How Do I Keep My Car in Bankruptcy?
Cars are a dominant fact of everyday life (unless, I suppose, you live in New York City). Consequently, one of the biggest client fears is losing his car in bankruptcy.
The truth is it never happens. Since automobiles can be readily valued and the equity easily calculated, any issues regarding the car will be known well before filing, and can be readily planned for.
In most cases, and especially if the vehicle was bought new with no, or a very small, down payment, it will be “upside down” – worth less than the loan on the car. The trustee will not be interested in taking it. You can keep it if you continue to pay on it, since the lien survives the bankruptcy. And under the new bankruptcy law, you will probably have to reaffirm the debt, that is, sign and take back personal liability.

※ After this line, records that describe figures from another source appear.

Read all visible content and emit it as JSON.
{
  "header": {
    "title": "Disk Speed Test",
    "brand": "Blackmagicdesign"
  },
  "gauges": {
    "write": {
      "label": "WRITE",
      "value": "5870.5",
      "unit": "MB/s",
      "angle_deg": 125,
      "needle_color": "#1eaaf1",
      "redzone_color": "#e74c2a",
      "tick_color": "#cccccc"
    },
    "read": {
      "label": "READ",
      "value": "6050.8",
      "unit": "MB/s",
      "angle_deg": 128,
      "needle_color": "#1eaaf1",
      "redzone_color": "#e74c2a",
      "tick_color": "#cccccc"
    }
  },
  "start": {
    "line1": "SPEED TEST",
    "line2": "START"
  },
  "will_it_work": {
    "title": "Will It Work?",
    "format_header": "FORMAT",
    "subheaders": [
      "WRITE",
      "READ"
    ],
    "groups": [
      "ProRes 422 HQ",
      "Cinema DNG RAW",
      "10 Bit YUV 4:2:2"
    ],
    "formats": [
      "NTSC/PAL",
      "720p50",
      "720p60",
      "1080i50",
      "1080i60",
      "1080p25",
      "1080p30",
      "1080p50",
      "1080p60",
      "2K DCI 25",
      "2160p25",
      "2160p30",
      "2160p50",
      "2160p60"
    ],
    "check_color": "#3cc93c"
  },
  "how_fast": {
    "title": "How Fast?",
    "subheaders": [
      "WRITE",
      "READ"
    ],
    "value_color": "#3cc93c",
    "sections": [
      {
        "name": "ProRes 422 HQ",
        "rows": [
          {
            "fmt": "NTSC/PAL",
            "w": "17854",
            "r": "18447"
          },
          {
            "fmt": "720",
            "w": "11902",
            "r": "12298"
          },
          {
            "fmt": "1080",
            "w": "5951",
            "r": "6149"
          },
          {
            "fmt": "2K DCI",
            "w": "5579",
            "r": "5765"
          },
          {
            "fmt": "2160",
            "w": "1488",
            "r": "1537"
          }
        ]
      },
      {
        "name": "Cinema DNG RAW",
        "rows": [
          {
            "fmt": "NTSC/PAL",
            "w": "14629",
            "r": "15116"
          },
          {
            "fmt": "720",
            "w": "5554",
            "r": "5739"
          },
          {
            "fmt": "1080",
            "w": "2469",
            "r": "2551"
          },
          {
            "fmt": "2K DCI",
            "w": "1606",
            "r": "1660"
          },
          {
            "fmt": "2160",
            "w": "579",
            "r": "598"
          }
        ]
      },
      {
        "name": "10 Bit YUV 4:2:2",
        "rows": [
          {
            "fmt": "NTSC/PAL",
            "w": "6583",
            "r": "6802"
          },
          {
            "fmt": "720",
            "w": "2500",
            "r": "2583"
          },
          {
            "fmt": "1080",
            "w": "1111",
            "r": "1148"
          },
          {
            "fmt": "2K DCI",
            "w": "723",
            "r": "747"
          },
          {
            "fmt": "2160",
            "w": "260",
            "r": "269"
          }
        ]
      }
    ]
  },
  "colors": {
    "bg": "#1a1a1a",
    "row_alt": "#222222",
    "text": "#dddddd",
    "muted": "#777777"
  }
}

If the car’s value is way less than the loan, and you can raise the money for a lump sum payoff, you can exercise your right of redemption in Chapter 7 to release the car from the lender’s lien at its current value, as determined by the court. In Chapter 13, you basically achieve the same by doing a “cram down” of the car and paying only its current value at a slightly–above–market rate interest over the life of the plan. To qualify, the car cannot be one having a loan that was used to purchase it for personal use within 910 days (2 ½ years) of the bankruptcy filing. Hence, vehicles purchased for other uses, such a work vehicles, with purchase loans more than two and a half years before the filing, or having loans that were not used to originally purchase the car, can be “crammed down” in Chapter 13.
Finally, if the car’s payments are more of a burden than benefit, the debtor can surrender the car to the lender, relieve himself of the debt.